Gerçi, ask kapiyi ne zaman çalar, bilinmez.
Ask'la ecel birbirlerini bir bakima çagristiriyor gibi bir ses uyumu çinliyor beynimin arka tarafinda.
Depremden nasil kaçabilecegimizin hesabini yaparken, bir bayram yasandi. Bereket süresini kisa tuttular. Bes güne 100 küsur can yitigi. Ya dokuz gün olsaydi! iyi ki olmadi, diyelim mi? Diyelim. iyi ki dokuz gün olmadi. O zaman sayi 200'ü asacakti bu hesaba göre. Dogru oranti kurunca sonuç böyle çikiyor.
Van'daki töre cinayeti mi?
Kaniksamadik mi daha? Bizdeki yaygin egitim, örgün egitim, bilimsel egitim, toplumsal egitim, çürük pamuk ipligiyle olusturulmus agla geçistirilmeye ugrasildigi sürece, töre cinayetlerinin bitecegine iliskin zerre kadar bir beklenti içine girilebilir mi? Tipki trafik kazalarinin ve ölümlerinin sonuna yaklasildigini duyumsatan bir belirtiye rastlanmadigi gibi.
Seri cinayetler bayrama damgasini vurdu. Bakar misiniz, bin küsur kilometre yol yapmislar. Ne trafik polisine denk gelmisler, ne asayis sorumlularina.
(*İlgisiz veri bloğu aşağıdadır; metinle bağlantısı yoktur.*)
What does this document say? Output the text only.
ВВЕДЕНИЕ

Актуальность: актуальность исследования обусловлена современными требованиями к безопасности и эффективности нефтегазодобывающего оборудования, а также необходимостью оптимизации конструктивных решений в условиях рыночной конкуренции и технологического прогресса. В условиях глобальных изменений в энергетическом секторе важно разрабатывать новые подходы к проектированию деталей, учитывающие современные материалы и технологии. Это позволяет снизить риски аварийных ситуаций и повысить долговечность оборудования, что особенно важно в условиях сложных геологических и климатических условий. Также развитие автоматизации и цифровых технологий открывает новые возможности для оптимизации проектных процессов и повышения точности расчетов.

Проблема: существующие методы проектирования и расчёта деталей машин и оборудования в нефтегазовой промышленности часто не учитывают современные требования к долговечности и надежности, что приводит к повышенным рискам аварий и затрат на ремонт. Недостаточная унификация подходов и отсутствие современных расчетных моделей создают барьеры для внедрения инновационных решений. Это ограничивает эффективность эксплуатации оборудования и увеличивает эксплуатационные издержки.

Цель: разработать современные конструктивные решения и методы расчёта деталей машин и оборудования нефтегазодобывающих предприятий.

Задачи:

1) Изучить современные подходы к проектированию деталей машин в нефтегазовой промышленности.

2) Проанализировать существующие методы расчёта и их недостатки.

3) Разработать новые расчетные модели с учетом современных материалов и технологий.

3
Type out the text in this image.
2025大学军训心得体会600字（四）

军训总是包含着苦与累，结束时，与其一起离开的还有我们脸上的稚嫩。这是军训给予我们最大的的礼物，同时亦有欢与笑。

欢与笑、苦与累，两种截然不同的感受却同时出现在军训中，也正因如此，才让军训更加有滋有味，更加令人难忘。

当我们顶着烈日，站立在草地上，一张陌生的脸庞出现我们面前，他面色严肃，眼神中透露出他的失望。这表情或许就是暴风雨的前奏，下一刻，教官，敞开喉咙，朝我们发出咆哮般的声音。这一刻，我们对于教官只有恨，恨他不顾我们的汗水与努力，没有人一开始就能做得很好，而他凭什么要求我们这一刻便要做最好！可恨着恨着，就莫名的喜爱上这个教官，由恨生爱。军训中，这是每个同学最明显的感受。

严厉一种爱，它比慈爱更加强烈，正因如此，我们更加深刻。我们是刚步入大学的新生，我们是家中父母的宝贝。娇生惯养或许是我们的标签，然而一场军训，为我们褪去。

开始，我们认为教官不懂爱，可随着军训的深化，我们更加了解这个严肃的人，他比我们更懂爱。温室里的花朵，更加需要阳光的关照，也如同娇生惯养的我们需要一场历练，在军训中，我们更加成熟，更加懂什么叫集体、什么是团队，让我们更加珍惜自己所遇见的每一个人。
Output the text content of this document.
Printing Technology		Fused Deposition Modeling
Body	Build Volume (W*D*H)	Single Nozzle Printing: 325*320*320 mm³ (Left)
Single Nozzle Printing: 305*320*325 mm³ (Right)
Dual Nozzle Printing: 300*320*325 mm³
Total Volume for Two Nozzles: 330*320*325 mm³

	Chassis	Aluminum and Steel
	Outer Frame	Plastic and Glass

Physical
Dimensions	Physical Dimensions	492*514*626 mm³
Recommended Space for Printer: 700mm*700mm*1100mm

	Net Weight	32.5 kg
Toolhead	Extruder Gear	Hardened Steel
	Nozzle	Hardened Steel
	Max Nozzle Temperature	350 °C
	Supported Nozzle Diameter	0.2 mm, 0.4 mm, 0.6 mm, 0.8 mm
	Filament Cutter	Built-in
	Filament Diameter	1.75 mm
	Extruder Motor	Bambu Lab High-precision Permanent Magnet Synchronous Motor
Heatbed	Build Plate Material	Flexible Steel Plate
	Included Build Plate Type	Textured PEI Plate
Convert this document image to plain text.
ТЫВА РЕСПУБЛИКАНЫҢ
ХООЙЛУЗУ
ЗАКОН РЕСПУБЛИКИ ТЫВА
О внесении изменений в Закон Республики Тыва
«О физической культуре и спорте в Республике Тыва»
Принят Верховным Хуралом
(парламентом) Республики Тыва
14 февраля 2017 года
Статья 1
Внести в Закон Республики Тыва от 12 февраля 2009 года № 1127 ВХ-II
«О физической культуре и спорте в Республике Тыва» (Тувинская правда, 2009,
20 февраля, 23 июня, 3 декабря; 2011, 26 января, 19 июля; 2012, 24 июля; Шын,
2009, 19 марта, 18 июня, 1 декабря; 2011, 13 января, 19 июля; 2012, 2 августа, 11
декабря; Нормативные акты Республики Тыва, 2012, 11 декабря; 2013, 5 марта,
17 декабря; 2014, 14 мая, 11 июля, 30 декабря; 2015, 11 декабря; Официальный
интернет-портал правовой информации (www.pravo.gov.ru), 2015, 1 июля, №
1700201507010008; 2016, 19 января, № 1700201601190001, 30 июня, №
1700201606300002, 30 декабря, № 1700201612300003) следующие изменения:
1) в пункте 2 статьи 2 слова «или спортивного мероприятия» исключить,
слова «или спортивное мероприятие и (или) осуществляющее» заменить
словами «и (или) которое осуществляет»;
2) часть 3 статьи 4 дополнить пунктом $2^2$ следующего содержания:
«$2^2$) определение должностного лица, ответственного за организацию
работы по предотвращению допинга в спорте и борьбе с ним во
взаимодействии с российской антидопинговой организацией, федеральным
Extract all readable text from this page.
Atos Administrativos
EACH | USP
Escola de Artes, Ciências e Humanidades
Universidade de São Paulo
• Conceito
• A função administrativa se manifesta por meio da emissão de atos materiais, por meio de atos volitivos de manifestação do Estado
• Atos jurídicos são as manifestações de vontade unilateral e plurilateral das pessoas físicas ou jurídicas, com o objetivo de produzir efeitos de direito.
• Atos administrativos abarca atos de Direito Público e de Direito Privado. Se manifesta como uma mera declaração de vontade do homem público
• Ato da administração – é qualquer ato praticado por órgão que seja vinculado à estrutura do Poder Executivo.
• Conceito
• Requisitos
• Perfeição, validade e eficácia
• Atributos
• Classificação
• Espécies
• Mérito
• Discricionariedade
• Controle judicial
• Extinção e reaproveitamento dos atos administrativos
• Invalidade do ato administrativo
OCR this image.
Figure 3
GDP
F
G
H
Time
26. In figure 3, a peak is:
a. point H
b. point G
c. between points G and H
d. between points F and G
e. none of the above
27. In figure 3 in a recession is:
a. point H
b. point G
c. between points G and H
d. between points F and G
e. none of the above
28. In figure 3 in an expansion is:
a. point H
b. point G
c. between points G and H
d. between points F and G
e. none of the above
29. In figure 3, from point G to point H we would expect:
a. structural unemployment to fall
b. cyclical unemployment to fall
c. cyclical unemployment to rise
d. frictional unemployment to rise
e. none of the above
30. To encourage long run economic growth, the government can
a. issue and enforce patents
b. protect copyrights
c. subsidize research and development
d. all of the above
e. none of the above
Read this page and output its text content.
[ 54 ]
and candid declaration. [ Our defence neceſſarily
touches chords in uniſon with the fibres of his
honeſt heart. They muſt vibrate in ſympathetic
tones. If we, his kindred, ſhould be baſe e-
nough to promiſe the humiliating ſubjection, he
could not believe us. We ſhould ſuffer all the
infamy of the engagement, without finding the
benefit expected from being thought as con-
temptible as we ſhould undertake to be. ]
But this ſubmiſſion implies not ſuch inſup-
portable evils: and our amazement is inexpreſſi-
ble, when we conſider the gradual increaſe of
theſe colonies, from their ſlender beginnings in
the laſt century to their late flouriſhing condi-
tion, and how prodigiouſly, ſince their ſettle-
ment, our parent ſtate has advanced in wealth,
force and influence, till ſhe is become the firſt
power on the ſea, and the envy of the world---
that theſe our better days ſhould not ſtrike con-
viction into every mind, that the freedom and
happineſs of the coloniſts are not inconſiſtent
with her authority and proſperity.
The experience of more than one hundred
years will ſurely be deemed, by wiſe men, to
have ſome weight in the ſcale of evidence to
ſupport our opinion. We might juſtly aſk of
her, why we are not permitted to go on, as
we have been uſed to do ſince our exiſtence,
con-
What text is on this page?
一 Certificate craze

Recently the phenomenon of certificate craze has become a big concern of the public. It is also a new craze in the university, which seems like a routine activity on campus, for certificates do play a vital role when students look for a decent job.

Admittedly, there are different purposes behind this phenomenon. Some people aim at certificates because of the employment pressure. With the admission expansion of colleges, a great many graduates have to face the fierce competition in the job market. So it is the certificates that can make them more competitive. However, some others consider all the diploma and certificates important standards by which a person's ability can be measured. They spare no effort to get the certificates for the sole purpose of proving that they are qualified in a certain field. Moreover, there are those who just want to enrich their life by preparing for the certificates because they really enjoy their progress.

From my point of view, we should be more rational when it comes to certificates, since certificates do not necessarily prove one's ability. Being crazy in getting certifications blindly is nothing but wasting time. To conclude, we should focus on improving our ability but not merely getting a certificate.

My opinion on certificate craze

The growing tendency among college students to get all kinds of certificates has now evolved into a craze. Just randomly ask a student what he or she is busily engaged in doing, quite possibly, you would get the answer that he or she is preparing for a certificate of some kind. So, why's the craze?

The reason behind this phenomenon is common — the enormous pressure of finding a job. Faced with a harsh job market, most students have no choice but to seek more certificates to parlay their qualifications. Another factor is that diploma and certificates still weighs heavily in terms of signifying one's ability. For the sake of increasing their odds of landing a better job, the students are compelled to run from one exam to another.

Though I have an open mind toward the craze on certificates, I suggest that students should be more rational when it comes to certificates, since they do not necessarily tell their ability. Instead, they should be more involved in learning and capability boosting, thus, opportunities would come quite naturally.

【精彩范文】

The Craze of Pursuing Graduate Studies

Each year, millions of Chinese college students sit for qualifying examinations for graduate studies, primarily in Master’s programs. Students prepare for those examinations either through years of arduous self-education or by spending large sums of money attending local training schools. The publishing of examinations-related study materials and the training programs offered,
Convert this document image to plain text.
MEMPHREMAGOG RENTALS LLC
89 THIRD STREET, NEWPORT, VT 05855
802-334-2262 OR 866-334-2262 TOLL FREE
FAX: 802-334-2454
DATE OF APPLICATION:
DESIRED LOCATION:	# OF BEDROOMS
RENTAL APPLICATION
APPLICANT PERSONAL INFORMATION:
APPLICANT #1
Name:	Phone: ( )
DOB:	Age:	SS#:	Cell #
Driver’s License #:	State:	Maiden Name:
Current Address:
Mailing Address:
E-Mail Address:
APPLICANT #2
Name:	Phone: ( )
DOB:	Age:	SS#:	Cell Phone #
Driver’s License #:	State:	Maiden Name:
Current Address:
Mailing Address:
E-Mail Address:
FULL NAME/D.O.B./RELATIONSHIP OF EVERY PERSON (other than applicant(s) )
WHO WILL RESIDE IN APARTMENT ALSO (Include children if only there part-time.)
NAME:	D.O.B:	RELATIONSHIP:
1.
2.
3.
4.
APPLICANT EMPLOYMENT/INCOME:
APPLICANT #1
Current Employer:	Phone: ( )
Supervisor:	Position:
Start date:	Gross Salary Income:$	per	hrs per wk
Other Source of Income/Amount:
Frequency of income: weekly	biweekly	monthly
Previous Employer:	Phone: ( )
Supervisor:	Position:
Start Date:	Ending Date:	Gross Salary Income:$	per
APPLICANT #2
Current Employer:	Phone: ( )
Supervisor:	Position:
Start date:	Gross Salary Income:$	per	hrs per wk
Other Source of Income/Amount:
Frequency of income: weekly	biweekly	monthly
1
Nasil bir ülkede vatandaslik gidisati sürdürmek durumundayiz, düsünebiliyor muyuz?
Al töre cinayetini, vur trafik felâketine. Al trafigi, vur seri cinayetlere. Al seri cinayetleri, vur Busvari, Bleyirvari kitlesel savaslara.
Al hepsini, vur Fransa'ya, Danimarka'ya, Almanya'ya.
Ya ne olacakti? Samsun'daki iki genç unutulup gitmedi mi? Danistay saldirisi bundan böyle siradan bir cinayet davasi olarak sürüklenip gitmeyecek mi? Sivas gibi, Maras gibi!..
Ne oldu Van 100. Yil Üniversitesi rektörü?
Ne oldu Büyükanit'a atilan çamur? Unutuvermedik mi?
Ne degisti?
Cinnet kumpasinda debelenen yalnizca biz degiliz ki. insanlik, kötü bir kapana ayak basmis, kisilmis kalmis. "Yok imis kurtaracak."